Already Dead
- First edition
- Author: Charlie Huston
- Language: English
- Genre: Noir, Thriller, Horror
- Publisher: Del Rey
- Publication date: 27 December 2005
- Publication place: United States
- Media type: Print (hardback & paperback)
- Pages: 288 pp (first edition, hardback)
- ISBN: 978-0-345-47824-5 (first edition, hardback)
- OCLC: 57235799
- Dewey Decimal: 813/.6 22
- LC Class: PS3608.U855 A79 2005
- Followed by: No Dominion

= Already Dead (Huston novel) =

2005 novel by Charlie Huston

Already Dead is a 2005 pulp-noir / horror novel by Charlie Huston and published in 2005. This is the first of the Joe Pitt Casebooks.

==Plot summary==
Already Dead follows the adventures of a vampyre named Joe Pitt as he tries to figure out a mysterious zombie epidemic stemming around New York. He has connections in Manhattan Underworld which make him a valuable item for clans. Joe is then asked to find the gothic daughter of a rich man, and is pressured to do the work. Meanwhile, a disease is spreading zombie like symptoms around the town, causing whoever is bitten (or infected) by this disease into "Shamblers", and it's up to Joe to find the mysterious carrier of this sickness.

Aside from his line of work, Joe has a girlfriend named Evie, a human that is HIV positive, is currently terrified of any sexual contact since she's afraid of infecting him with the sickness. Joe knows how to cure her HIV, but fears the side effects; so he tries his best to keep his vampyrism a secret from her.

==Characters==

Joe Pitt: The main protagonist; a vampire who works as a freelance detective doing odd jobs for other clans around New York for some blood; namely The Society and The Enclave, but occasionally, The Coalition. He has a human girlfriend named Evie, who is HIV positive. However, he keeps his vampyrism secret from her.

Evie: Joe's girlfriend, who's a redheaded waitress down at a bar he regulars at. She's also HIV positive, and refuses to get intimate with Joe out of fear of infecting him. Even though Joe knows the ultimate way to cure her, he's afraid of infecting her with the Vyrus and transforming her into a vampyre.

Philip Sax: Joe's pompadoured "sidekick" of sorts, but he is used mainly for syphoning information for Joe's various cases. Unfortunately, he's rather dimwitted and flaky, which angers Joe most of the time and ends up getting beaten if he doesn't do as Joe asks. He wants to become a vampyre (or as Joe refers to him, a "Renfield"), but Joe believes he's far too dumb.
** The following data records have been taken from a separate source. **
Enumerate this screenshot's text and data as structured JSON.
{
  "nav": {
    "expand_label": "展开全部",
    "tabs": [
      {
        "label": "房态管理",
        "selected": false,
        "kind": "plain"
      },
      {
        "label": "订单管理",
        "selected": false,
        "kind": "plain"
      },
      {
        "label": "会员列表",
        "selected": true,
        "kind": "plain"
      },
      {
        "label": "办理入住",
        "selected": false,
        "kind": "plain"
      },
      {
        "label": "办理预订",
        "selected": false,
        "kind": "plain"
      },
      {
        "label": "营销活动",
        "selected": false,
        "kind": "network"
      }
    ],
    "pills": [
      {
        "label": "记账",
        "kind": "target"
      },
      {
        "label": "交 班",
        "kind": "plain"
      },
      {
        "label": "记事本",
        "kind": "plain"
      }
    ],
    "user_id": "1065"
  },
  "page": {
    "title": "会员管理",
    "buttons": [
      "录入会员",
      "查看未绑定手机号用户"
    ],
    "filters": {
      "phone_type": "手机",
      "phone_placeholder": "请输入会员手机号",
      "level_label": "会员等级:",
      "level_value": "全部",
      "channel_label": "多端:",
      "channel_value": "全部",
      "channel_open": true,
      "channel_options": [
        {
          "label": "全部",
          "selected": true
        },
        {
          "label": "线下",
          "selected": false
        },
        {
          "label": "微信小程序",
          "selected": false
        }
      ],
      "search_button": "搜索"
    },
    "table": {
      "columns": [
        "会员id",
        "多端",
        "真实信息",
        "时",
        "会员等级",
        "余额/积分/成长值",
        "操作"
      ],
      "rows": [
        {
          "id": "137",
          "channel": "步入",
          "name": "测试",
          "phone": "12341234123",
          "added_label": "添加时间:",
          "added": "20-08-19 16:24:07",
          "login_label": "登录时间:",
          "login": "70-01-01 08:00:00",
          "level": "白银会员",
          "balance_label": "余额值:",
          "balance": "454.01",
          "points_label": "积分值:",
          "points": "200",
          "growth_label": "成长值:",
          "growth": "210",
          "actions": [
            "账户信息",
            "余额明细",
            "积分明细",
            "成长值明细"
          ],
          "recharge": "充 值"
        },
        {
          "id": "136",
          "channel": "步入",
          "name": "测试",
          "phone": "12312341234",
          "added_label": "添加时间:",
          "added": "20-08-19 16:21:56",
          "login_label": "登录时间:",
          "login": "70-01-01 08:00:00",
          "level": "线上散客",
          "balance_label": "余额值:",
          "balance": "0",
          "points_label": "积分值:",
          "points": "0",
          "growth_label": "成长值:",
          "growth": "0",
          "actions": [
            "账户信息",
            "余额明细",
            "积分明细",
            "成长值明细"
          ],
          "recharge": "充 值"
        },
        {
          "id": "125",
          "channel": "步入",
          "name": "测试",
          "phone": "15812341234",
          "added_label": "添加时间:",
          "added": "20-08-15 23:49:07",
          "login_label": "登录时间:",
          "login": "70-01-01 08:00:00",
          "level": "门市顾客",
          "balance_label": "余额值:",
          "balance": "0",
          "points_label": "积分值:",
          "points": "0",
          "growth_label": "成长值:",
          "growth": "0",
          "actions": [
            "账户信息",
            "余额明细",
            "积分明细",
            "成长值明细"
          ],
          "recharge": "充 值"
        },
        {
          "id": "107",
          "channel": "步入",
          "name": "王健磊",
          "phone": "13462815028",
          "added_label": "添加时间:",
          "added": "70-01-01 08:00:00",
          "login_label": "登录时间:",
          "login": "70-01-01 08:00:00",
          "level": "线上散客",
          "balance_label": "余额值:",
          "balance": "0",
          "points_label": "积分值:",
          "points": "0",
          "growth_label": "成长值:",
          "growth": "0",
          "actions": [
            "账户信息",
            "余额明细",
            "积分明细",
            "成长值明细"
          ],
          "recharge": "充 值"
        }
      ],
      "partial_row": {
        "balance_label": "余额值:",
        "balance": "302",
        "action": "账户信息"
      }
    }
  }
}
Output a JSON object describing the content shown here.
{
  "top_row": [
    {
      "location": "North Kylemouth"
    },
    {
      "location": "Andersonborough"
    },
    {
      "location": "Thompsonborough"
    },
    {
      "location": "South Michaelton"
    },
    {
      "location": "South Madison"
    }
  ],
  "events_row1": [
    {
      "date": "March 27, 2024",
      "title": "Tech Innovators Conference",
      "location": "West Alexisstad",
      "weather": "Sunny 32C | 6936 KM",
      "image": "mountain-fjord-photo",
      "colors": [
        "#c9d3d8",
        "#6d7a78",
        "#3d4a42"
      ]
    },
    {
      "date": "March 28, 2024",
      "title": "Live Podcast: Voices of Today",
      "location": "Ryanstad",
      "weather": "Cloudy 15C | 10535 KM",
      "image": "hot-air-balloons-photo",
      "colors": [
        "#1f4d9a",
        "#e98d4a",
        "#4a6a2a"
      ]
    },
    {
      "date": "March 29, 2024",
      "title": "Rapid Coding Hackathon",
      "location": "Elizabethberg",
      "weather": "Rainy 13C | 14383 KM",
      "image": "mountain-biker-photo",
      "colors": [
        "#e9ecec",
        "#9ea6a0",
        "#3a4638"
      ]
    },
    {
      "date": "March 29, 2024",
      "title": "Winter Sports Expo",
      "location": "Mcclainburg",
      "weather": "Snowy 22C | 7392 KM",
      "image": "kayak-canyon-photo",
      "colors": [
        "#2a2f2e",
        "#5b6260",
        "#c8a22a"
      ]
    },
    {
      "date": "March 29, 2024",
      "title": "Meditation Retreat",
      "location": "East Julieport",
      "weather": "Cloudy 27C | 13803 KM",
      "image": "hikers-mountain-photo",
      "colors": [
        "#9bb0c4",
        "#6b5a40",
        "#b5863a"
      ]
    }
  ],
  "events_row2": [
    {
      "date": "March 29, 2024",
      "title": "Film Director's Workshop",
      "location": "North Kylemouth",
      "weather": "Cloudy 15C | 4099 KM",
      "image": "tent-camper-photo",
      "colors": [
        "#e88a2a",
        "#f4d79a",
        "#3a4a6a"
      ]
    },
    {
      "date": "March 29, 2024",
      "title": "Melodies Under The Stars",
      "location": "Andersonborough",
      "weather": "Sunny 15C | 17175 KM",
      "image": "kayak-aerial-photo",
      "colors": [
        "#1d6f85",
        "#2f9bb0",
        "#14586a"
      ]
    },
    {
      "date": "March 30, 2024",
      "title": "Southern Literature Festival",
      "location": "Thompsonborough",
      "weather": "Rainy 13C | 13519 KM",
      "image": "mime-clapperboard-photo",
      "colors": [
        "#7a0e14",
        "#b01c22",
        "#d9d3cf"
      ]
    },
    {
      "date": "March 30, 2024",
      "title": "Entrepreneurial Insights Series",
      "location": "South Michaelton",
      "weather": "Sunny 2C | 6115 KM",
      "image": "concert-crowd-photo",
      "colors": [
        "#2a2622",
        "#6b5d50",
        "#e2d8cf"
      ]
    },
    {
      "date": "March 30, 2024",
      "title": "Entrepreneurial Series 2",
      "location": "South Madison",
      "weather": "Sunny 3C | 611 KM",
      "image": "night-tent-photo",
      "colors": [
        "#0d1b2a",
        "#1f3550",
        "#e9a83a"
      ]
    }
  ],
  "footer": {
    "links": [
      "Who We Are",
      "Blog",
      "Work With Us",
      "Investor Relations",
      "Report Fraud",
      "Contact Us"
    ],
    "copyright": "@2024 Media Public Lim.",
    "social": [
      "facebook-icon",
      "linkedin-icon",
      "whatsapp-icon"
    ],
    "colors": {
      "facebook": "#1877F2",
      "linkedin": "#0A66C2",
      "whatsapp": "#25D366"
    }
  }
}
Dexter Predo: A very powerful vampyre in charge of running The Coalition; the most prestigious clan in New York. Sometimes Joe takes odd jobs for him if he's in need of blood.

Terry Bird: Head of The Society; a vampyre with something of a hippie complex. He harbors a fondness for Joe, and, unlike Predo, can see that Joe has a sharp wit, and acts as a bit of a father-figure to vampyres in need. His main three cohorts are Lydia, a gay-and-lesbian rights activist, Tom, an anarchist who has an extreme hatred for Joe, and his burly Irish bodyguard, Hurley.

Daniel: Leader (and Elder) of the Enclave; a very old vampyre, but possibly one of the single most dangerous ones in Manhattan. He and his followers have made an art out of "starving" the Vyrus, so it could be stretched to its full potential in combat and survival. Tends to refer to Joe as by real name, "Simon", which usually aggravates him, but he believes Joe will be the one that eventually takes his place as leader.

==Potential film adaptation==
Producer Mike DeLuca optioned the book, and hired screenwriter Scott Rosenberg to pen the screenplay in February 2007, for possible release through Phoenix Pictures in 2009.